I like your approach overall, but it still doesn’t tell me how to address those employees already at or near the maximum of the pay grade. How much over the market rate are you willing to pay people for doing a similar job? This is why, as I stated in my announcement comments that many organizations have gone to an across the board COL increase annually for all employees and then distributed bonuses to exceptional performers using the appraisal system you have proposed. Since bonuses are one-time awards, they are not added to salary so individuals approach the pay grade maximum much more slowly.
Overall, while never achieving perfection, pay for performance systems can serve their purpose if used in conjunction with a well monitored evaluation system. Supervisors will need to be adequately trained on how to implement the revised appraisal system and understand that everyone should be evaluated on their ability to perform their job efficiently and effectively, not their personality traits or popularity around the workplace.
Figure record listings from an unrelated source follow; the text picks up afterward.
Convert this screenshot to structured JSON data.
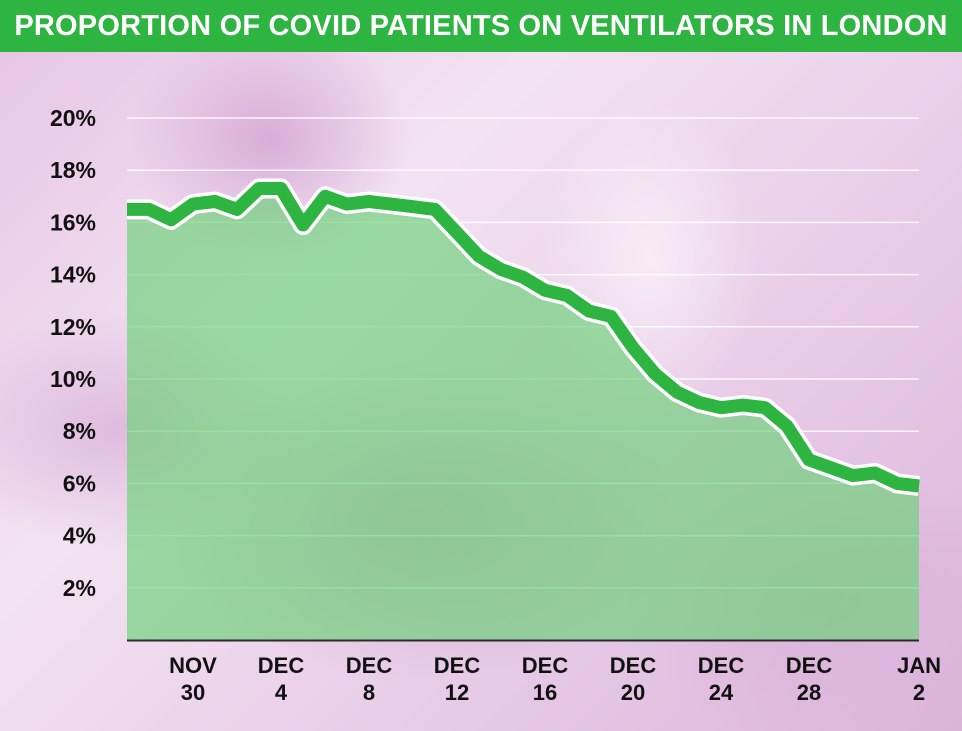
{
  "title": "PROPORTION OF COVID PATIENTS ON VENTILATORS IN LONDON",
  "colors": {
    "title_bar": "#2db441",
    "line": "#2db441",
    "area_fill": "#6ed27a",
    "line_outline": "#ffffff",
    "text": "#111111"
  },
  "chart_data": {
    "type": "area",
    "title": "PROPORTION OF COVID PATIENTS ON VENTILATORS IN LONDON",
    "xlabel": "",
    "ylabel": "",
    "ylim": [
      0,
      20
    ],
    "y_ticks": [
      "2%",
      "4%",
      "6%",
      "8%",
      "10%",
      "12%",
      "14%",
      "16%",
      "18%",
      "20%"
    ],
    "y_tick_values": [
      2,
      4,
      6,
      8,
      10,
      12,
      14,
      16,
      18,
      20
    ],
    "grid": true,
    "x_ticks": [
      {
        "line1": "NOV",
        "line2": "30",
        "index": 3
      },
      {
        "line1": "DEC",
        "line2": "4",
        "index": 7
      },
      {
        "line1": "DEC",
        "line2": "8",
        "index": 11
      },
      {
        "line1": "DEC",
        "line2": "12",
        "index": 15
      },
      {
        "line1": "DEC",
        "line2": "16",
        "index": 19
      },
      {
        "line1": "DEC",
        "line2": "20",
        "index": 23
      },
      {
        "line1": "DEC",
        "line2": "24",
        "index": 27
      },
      {
        "line1": "DEC",
        "line2": "28",
        "index": 31
      },
      {
        "line1": "JAN",
        "line2": "2",
        "index": 36
      }
    ],
    "x": [
      "Nov 27",
      "Nov 28",
      "Nov 29",
      "Nov 30",
      "Dec 1",
      "Dec 2",
      "Dec 3",
      "Dec 4",
      "Dec 5",
      "Dec 6",
      "Dec 7",
      "Dec 8",
      "Dec 9",
      "Dec 10",
      "Dec 11",
      "Dec 12",
      "Dec 13",
      "Dec 14",
      "Dec 15",
      "Dec 16",
      "Dec 17",
      "Dec 18",
      "Dec 19",
      "Dec 20",
      "Dec 21",
      "Dec 22",
      "Dec 23",
      "Dec 24",
      "Dec 25",
      "Dec 26",
      "Dec 27",
      "Dec 28",
      "Dec 29",
      "Dec 30",
      "Dec 31",
      "Jan 1",
      "Jan 2"
    ],
    "series": [
      {
        "values": [
          16.5,
          16.5,
          16.1,
          16.7,
          16.8,
          16.5,
          17.3,
          17.3,
          15.9,
          17.0,
          16.7,
          16.8,
          16.7,
          16.6,
          16.5,
          15.6,
          14.7,
          14.2,
          13.9,
          13.4,
          13.2,
          12.6,
          12.4,
          11.2,
          10.2,
          9.5,
          9.1,
          8.9,
          9.0,
          8.9,
          8.2,
          6.9,
          6.6,
          6.3,
          6.4,
          6.0,
          5.9
        ]
      }
    ]
  }
}
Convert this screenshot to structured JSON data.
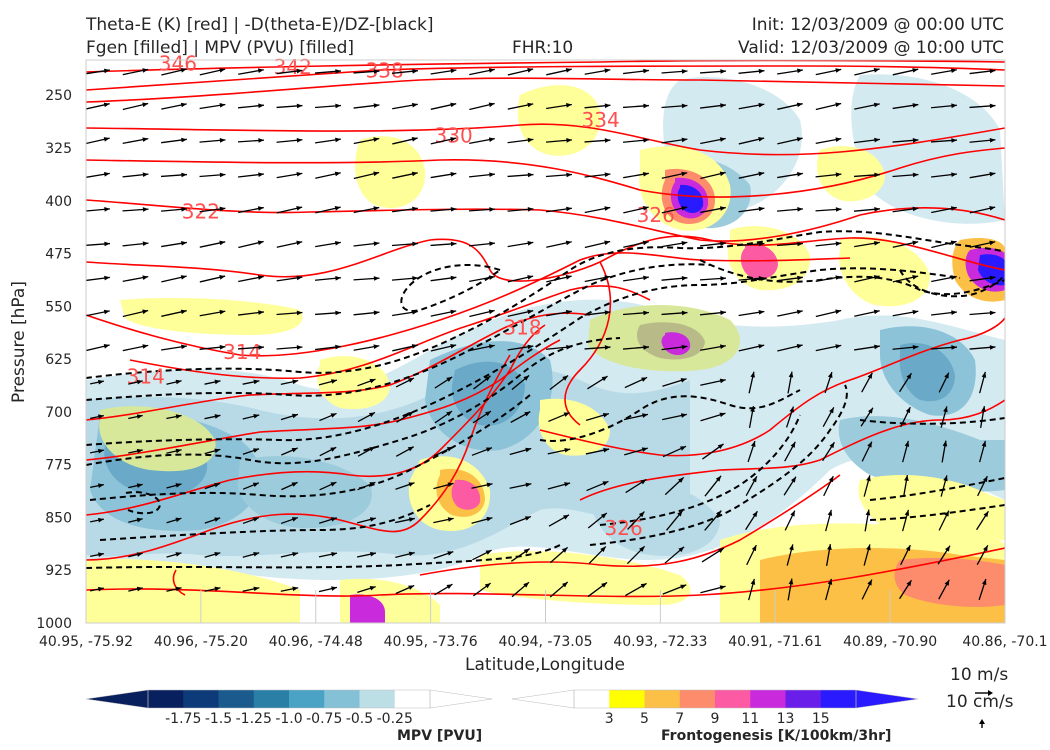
{
  "header": {
    "title_line1": "Theta-E (K) [red] | -D(theta-E)/DZ-[black]",
    "title_line2": "Fgen [filled] | MPV (PVU) [filled]",
    "fhr": "FHR:10",
    "init": "Init: 12/03/2009 @ 00:00 UTC",
    "valid": "Valid: 12/03/2009 @ 10:00 UTC"
  },
  "chart_data": {
    "type": "cross-section",
    "xlabel": "Latitude,Longitude",
    "ylabel": "Pressure [hPa]",
    "x_ticks": [
      "40.95, -75.92",
      "40.96, -75.20",
      "40.96, -74.48",
      "40.95, -73.76",
      "40.94, -73.05",
      "40.93, -72.33",
      "40.91, -71.61",
      "40.89, -70.90",
      "40.86, -70.1"
    ],
    "y_ticks": [
      250,
      325,
      400,
      475,
      550,
      625,
      700,
      775,
      850,
      925,
      1000
    ],
    "ylim": [
      1000,
      200
    ],
    "y_inverted": true,
    "theta_e_contour_labels": [
      {
        "label": "346",
        "x_frac": 0.1,
        "p": 205
      },
      {
        "label": "342",
        "x_frac": 0.225,
        "p": 210
      },
      {
        "label": "338",
        "x_frac": 0.325,
        "p": 215
      },
      {
        "label": "334",
        "x_frac": 0.56,
        "p": 285
      },
      {
        "label": "330",
        "x_frac": 0.4,
        "p": 307
      },
      {
        "label": "326",
        "x_frac": 0.62,
        "p": 420
      },
      {
        "label": "322",
        "x_frac": 0.125,
        "p": 415
      },
      {
        "label": "318",
        "x_frac": 0.475,
        "p": 580
      },
      {
        "label": "314",
        "x_frac": 0.17,
        "p": 615
      },
      {
        "label": "314",
        "x_frac": 0.065,
        "p": 650
      },
      {
        "label": "326",
        "x_frac": 0.585,
        "p": 865
      }
    ],
    "theta_e_color": "#ff0000",
    "dthetae_dz_color": "#000000",
    "mpv_colorbar": {
      "title": "MPV [PVU]",
      "labels": [
        "-1.75",
        "-1.5",
        "-1.25",
        "-1.0",
        "-0.75",
        "-0.5",
        "-0.25"
      ],
      "colors": [
        "#08205e",
        "#0d3b7a",
        "#1a5a8c",
        "#2a7fa6",
        "#4aa3c4",
        "#84c1d6",
        "#bcdfe6",
        "#ffffff"
      ]
    },
    "fgen_colorbar": {
      "title": "Frontogenesis [K/100km/3hr]",
      "labels": [
        "3",
        "5",
        "7",
        "9",
        "11",
        "13",
        "15"
      ],
      "colors": [
        "#ffffff",
        "#ffff00",
        "#fcc046",
        "#fc8c6c",
        "#fc5aa2",
        "#c82adc",
        "#6a1eea",
        "#2a1aff"
      ]
    },
    "vector_legend": {
      "horizontal": "10 m/s",
      "vertical": "10 cm/s"
    }
  }
}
Leaders/supervisors get paid a higher salary specifically to lead. They are the first level of checks and balances that need to occur to ensure its ultimate success. However, just in case some supervisors are resistant to change, the Employee Relations Review Committee needs to stay intact to conduct random assessments of policies and employee morale to foster a continuous environment of growth.